The pair built on its recent bullish momentum and gained some follow-through traction for the third consecutive session on Tuesday. The uptick marked the fifth day of a positive move in the previous six and was exclusively sponsored by a broad-based US dollar strength.

The impressive pace of COVID-19 vaccinations and the progress on a massive US fiscal spending plan has been fueling hopes for a relatively faster US economic recovery from the pandemic. This, in turn, was seen as a key factor that continued underpinning the greenback.

Meanwhile, the reflation trade forced investors to start pricing in a possible uptick in inflation and raised doubts that the Fed would retain ultra-low rates for a longer period. This further benefitted the buck and provided an additional boost to the USD/CHF pair.

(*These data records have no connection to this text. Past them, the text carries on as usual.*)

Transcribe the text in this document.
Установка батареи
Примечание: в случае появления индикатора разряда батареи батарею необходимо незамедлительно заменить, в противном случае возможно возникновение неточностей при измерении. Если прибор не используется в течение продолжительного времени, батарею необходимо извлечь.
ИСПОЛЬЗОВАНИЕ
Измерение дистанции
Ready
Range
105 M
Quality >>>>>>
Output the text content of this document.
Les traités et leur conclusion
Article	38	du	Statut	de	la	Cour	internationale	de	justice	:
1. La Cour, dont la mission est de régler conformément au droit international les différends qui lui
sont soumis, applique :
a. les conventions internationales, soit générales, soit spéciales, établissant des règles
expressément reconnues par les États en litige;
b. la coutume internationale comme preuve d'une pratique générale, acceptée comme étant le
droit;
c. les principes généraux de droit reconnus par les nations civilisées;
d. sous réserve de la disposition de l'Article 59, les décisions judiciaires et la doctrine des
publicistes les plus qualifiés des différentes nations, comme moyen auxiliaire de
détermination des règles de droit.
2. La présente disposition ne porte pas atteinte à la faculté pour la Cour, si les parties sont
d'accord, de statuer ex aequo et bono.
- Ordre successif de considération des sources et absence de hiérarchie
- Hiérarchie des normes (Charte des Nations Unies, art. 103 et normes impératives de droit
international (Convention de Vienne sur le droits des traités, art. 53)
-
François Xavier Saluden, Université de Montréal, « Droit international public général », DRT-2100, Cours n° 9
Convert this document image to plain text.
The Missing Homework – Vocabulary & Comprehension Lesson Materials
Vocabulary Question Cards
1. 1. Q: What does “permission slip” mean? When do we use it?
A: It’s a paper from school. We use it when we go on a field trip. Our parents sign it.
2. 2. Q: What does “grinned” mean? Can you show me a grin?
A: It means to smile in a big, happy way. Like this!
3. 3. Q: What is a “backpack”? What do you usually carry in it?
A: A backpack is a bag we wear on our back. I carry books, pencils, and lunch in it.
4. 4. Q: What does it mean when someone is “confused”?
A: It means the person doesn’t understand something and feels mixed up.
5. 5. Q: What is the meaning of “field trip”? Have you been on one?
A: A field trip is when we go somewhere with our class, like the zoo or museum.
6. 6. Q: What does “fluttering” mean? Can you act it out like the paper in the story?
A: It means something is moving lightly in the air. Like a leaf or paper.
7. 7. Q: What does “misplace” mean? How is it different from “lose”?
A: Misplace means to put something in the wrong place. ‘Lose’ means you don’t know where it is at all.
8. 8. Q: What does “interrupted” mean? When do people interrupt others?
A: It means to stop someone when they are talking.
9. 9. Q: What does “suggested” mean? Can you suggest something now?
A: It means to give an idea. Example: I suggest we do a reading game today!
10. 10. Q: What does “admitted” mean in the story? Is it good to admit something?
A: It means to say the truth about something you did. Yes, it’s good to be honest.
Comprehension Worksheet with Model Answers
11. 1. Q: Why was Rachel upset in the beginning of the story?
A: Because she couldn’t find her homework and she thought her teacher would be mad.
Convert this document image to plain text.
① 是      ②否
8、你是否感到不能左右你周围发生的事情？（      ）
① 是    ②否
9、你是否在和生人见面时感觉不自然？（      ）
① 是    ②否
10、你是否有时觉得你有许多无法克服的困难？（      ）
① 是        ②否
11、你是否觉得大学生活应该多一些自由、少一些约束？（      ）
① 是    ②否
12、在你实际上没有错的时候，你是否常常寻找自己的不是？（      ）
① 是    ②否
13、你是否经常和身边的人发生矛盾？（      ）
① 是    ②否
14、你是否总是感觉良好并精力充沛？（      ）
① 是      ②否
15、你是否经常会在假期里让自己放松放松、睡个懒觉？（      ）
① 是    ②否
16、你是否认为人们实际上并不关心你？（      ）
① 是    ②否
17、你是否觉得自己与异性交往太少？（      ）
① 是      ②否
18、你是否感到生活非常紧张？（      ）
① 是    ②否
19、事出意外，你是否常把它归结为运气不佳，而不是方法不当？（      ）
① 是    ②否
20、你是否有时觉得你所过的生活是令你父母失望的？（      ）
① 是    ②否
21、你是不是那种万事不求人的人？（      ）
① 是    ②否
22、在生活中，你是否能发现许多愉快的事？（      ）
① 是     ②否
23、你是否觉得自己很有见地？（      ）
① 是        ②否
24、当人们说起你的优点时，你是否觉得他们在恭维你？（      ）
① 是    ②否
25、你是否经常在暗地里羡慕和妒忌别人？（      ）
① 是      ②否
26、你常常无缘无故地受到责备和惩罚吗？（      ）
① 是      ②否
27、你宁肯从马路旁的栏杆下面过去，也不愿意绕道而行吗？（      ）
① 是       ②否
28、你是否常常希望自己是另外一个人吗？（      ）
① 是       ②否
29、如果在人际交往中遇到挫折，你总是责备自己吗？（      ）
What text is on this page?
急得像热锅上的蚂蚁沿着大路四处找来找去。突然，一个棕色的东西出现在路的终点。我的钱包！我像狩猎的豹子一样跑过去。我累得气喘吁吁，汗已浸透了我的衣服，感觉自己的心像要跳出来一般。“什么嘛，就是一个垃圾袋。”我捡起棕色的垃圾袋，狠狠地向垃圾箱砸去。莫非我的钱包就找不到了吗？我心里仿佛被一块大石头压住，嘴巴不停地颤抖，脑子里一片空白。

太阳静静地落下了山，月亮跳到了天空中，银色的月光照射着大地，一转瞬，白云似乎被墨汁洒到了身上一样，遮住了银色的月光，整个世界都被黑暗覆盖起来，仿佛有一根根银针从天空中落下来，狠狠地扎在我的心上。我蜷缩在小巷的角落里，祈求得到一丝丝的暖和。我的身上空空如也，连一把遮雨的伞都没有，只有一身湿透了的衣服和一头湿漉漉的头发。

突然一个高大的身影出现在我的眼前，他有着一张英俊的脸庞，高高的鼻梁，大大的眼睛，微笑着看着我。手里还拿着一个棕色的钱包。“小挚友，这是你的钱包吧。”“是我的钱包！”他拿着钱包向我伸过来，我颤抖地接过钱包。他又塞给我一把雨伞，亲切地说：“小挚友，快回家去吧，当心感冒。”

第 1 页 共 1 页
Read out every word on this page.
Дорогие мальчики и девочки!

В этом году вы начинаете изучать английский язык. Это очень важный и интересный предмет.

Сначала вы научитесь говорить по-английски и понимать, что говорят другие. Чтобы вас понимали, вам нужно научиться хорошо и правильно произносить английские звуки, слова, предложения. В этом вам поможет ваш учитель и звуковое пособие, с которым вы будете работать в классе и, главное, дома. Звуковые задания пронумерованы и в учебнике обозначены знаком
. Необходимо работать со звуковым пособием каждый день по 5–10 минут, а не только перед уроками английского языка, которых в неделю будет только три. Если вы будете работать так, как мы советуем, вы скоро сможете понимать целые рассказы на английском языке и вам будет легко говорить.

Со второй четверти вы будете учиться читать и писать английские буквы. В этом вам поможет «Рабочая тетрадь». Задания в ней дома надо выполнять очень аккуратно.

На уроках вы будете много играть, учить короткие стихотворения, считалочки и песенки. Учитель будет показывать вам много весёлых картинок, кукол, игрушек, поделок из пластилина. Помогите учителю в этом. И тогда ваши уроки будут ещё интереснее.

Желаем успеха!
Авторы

Tuesday’s strong positive move could further be attributed to some technical buying on a sustained move beyond the very important 200-day SMA. Even a softer risk tone, which tends to drive flows towards the safe-haven Swiss franc, did little to hinder the momentum.

Hence, some follow-through strength towards reclaiming the 0.9200 round-figure mark, nearing November 2020 swing lows, now looks a distinct possibility. That said, slightly overbought RSI on the daily chart warrants some consolidation before the next leg up.

There isn’t any major market-moving economic data due for release from the US on Tuesday. Hence, the USD price dynamics will continue to play a key role in influencing the USD/CHF pair. Traders might further take cues from the broader market risk sentiment.